For those keeping score (and I always do), my partner and I went 7-5, 3-6, 6-2, 6-2 against 4 different teams. We should have won that second set, but it was closer than the score. My partner served up 10 double faults out of nowhere in that set. The only difference is that I served most of my double faults in the first set, and they were weaker opponents so I got away with it.
Three volleys from the last set stick in my mind. I was thinking about them during the little drive between homes today.
On the first, I volleyed exactly where I wanted to, but I had chosen a poor target. I aimed too high, and the other joker could have toasted me down the line. He went for the right shot, but it hit 6 inches too low.
On the second, I went down after the ball with perfect form for a short volley, and put the ball exactly where I wanted it. Both opponents took one step for it and quit. They had no chance. Given the speed of the incoming ball, it was highlight reel stuff.
On the third, the ball was coming fast and I lined it up and picked a good spot, but hit it with my racket frame such that it dropped into the net. Sometimes you get lucky off those frame shots, but not this time. I certainly did not deserve to get lucky off that error.
On the first shot luck was with me. On the second, there was no luck and it made for something beautiful. On the third, luck was against me.
The most frustrating thing about tennis for me is that it would still be a perfect game if the luck were removed from it. It would be a very different game, but it would be a heartbreakingly, breathtakingly beautiful one.
Tennis is not tic-tac-toe. If I always hit the ball exactly where I mean to, and if my opponent does too, points will still be won and lost. In tic-tac-toe or checkers, a perfectly played game results in a draw. In tennis, a perfectly played point results in a win. It's a head-to-head game, and one player always has a better idea than the other.

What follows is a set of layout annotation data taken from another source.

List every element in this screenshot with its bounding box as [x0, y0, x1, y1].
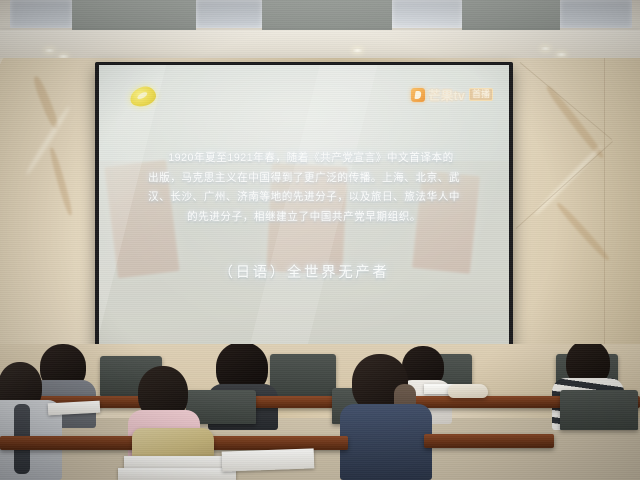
mango-tv-mark-icon — [411, 88, 425, 102]
subtitle-line-2: 出版，马克思主义在中国得到了更广泛的传播。上海、北京、武 — [129, 169, 479, 189]
subtitle-line-1: 1920年夏至1921年春，随着《共产党宣言》中文首译本的 — [129, 149, 479, 169]
audience-area — [0, 344, 640, 480]
subtitle-line-3: 汉、长沙、广州、济南等地的先进分子，以及旅日、旅法华人中 — [129, 188, 479, 208]
marble-seam — [520, 62, 613, 140]
ceiling-recess — [72, 0, 196, 30]
downlight-icon — [556, 52, 567, 57]
paper-stack — [118, 468, 236, 480]
downlight-icon — [352, 48, 363, 53]
ceiling — [0, 0, 640, 62]
notebook — [222, 448, 315, 471]
mango-tv-logo: 芒果tv 首播 — [411, 85, 493, 104]
ceiling-recess — [462, 0, 560, 30]
downlight-icon — [540, 46, 551, 51]
subtitle-block: 1920年夏至1921年春，随着《共产党宣言》中文首译本的 出版，马克思主义在中… — [129, 149, 479, 227]
downlight-icon — [44, 48, 55, 53]
ceiling-light-panel — [196, 0, 262, 28]
projection-screen-frame: 芒果tv 首播 1920年夏至1921年春，随着《共产党宣言》中文首译本的 出版… — [95, 62, 513, 350]
subtitle-line-4: 的先进分子，相继建立了中国共产党早期组织。 — [129, 208, 479, 228]
subtitle-caption: （日语）全世界无产者 — [129, 261, 479, 282]
ceiling-light-panel — [392, 0, 462, 28]
lecture-hall-photo: 芒果tv 首播 1920年夏至1921年春，随着《共产党宣言》中文首译本的 出版… — [0, 0, 640, 480]
desk-bag — [448, 384, 488, 398]
desk-row-front — [0, 436, 150, 450]
desk-row-front — [196, 436, 348, 450]
projection-screen: 芒果tv 首播 1920年夏至1921年春，随着《共产党宣言》中文首译本的 出版… — [99, 65, 509, 346]
ceiling-light-panel — [560, 0, 632, 28]
marble-seam — [604, 58, 605, 358]
mango-tv-wordmark: 芒果tv — [428, 85, 465, 104]
ceiling-recess — [262, 0, 392, 30]
desk-row-front — [424, 434, 554, 448]
premiere-badge: 首播 — [469, 88, 493, 101]
marble-vein — [48, 147, 74, 216]
chair-back — [270, 354, 336, 396]
ceiling-light-panel — [10, 0, 72, 28]
chair-back — [560, 390, 638, 430]
marble-vein — [555, 201, 611, 262]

On the court, I always want to measure my ideas against my opponent's. That only happens on about 1 in 10 points, and it's depressing. At the professional level, about 1 in 3 points ends with a blunder, 1 in 2 with a forced mistake, and 1 in 6 with a clear winning shot. At my level the numbers don't look anywhere near that good.
So tennis at my level is best played realistically. Wise players don't try to outplay their opponents, but to sell them enough rope to outplay themselves. I'm learning to play that game, but I really wish I didn't have to.
I wish we all could play ideal tennis.
And that's always been one of my biggest problems in tennis. I give both myself and my opponent too much credit, and play too many unrealistic points.
I won last night, as much as for any reason, because my opponents made more errors than I did. Now I just need to learn to take pride in that.
(Christian applications of this abound, but I won't belabor them.)